Sat. Apr 20th, 2024

Prof. ST Hsieh

Director, US-China Energy Industry Forum

626-376-7460

[email protected]

April 30, 2022

Is the headline surprising? Of course not. Surely, Ukraine war has been wrecking her economy and decimating her population and landscape, but it also damages the economy of EU nations. The Q1 numbers of just quantifies these damages. It is not too bad yet!

Note the Ukraine war started on February 24th, so the Q1 statistics only covered the war impact of March, one month. With all the arms, from Russia as well as from the Wets, flowing into Ukraine, we can expect that the Q2 (covers April, May, and June) will be devastating. Especially, if US technically gets into recession by July. There would be nothing to celebrate the 4th of July in the US. There is no winner of war.

UPDATE 1-German economy grew slightly in Q1, but Ukraine impact growing

April 29, 2022, 1:36 AM·2 min read

BERLIN, April 29 (Reuters) – The German economy grew slightly in the first quarter of this year, supported by stronger investment, but the war in Ukraine began having an increasing impact from the end of February, the Federal Statistics Office said on Friday.

Europe’s largest economy grew by 0.2% on the quarter in adjusted terms, the office said, adding that net exports had slowed growth. A Reuters poll had pointed to growth of 0.1%.

“The economic consequences of the war in Ukraine have had a growing impact on the short-term economic development since late February,” the office added in a statement.

The German government on Wednesday cut its growth forecast for 2022 to 2.2% from 3.6% projected in January as Russia’s invasion of Ukraine, sanctions and high energy prices take a toll on output. It also raised its 2022 inflation forecast to 6.1%.

Economy Minister Robert Habeck said the reduced growth forecast did not assume a Russian energy embargo or blockade and that the economy would tip into recession if either of those transpired.

First-quarter GDP figures for the wider euro zone, where Germany’s is the biggest of 19 economies, are due later on Friday.

Commerzbank economist Joerg Kraemer said companies and consumers were unsettled: “If Russian gas supplies were halted, the energy crisis triggered by this would probably cause a deep recession. The economic risks are very high at the moment.”

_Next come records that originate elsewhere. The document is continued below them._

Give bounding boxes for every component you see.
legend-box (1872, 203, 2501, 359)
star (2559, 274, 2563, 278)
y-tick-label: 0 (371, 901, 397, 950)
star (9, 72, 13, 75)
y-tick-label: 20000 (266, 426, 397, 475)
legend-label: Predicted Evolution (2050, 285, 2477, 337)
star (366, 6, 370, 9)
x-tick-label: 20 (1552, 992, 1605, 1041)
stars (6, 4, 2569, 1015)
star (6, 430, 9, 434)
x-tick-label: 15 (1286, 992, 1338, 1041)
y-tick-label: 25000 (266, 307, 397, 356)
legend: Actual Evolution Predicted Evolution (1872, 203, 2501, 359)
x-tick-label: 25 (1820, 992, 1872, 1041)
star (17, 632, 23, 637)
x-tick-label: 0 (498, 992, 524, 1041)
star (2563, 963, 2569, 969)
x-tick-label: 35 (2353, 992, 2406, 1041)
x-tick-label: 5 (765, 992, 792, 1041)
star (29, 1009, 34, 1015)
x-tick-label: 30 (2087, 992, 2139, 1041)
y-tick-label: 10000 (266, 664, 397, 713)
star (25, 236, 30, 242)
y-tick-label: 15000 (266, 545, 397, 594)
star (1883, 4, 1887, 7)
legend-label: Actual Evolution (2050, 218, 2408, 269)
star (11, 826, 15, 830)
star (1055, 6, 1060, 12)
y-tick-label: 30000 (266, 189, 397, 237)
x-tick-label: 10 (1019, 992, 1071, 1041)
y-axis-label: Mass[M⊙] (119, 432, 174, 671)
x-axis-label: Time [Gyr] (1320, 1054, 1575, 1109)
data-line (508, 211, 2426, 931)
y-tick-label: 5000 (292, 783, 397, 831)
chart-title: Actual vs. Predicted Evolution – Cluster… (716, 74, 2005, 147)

A survey released on Wednesday showed German consumer morale is projected to plunge to a historic low in May as the war in Ukraine leads to soaring costs for households and dashes hopes of a post-pandemic recovery.

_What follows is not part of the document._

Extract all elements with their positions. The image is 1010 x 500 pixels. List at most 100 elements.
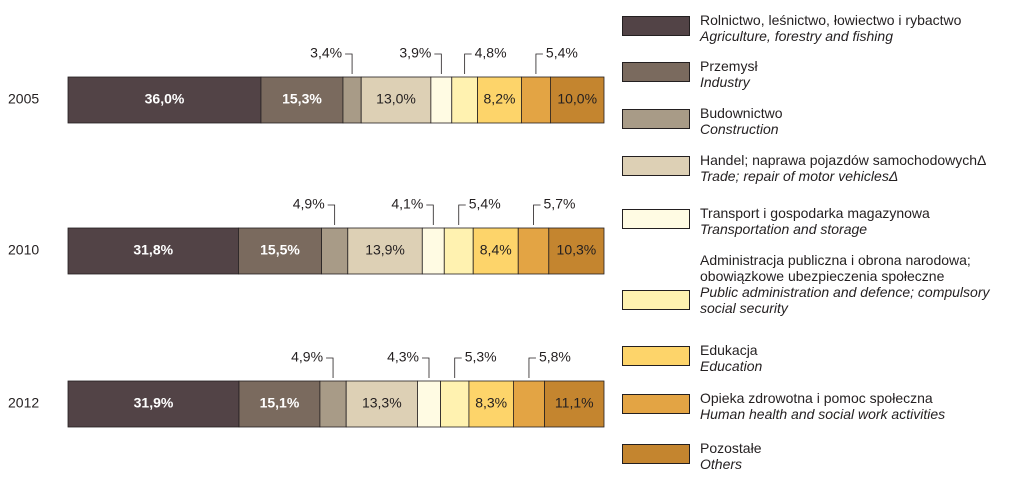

German chemicals group BASF reaffirmed its 2022 profit forecast on Friday, as its passes along soaring raw materials costs to its industrial customers, but warned that conditions globally were uncertain.

“The market environment continues to be dominated by an exceptionally high level of uncertainty,” the company said.

(Writing by Paul Carrel, Editing by Miranda Murray and Catherine Evans)

Eurozone Economy Grew 0.2% in 1Q; France Stagnates, Germany Avoids Recession

Thu, April 28, 2022, 10:21 PM

By Geoffrey Smith

Investing.com — The Eurozone economy grew by 0.2% in the first three months of the year, but its post-pandemic growth weakened sharply toward the end of the period under pressure from the war in Ukraine and record-high inflation.

Eurostat’s figures, released on Friday, mean that gross domestic product was up 5.0% from a year earlier, a time when the region’s economy was still laboring under the worst of the effects from the pandemic.

Both figures were largely in line with expectations, but masked some big divergences from consensus among some of the region’s biggest member states. French GDP undershot expectations to stagnate in the quarter, while German GDP rose 0.2%, defying fears that it would register a second straight quarter of negative growth, thanks to strong investment spending.

At the same time, Eurostat said that inflation in the Eurozone hit a new record high since the creation of the single currency. Consumer prices rose 7.5% in April, up from 7.4% in March. While the slower rise in the headline rate suggests that an absolute peak for inflation may be near, underlying price pressures remained strong: core CPI rose by over 1% for the second month running, and Eurostat’s harmonized measure of annual inflation excluding food and energy accelerated far more than forecast to 3.9% from 3.2% last month.

The euro rose by around half a cent against the dollar in the course of the morning as national GDP data were published in advance of the Eurozone numbers. By 5:20 AM ET (0920 GMT), it was at $1.0576, up 0.8% on the day. A bounce in Chinese assets in response to promises of more economic policy support from Beijing had also helped sentiment toward the euro and to risk assets more broadly.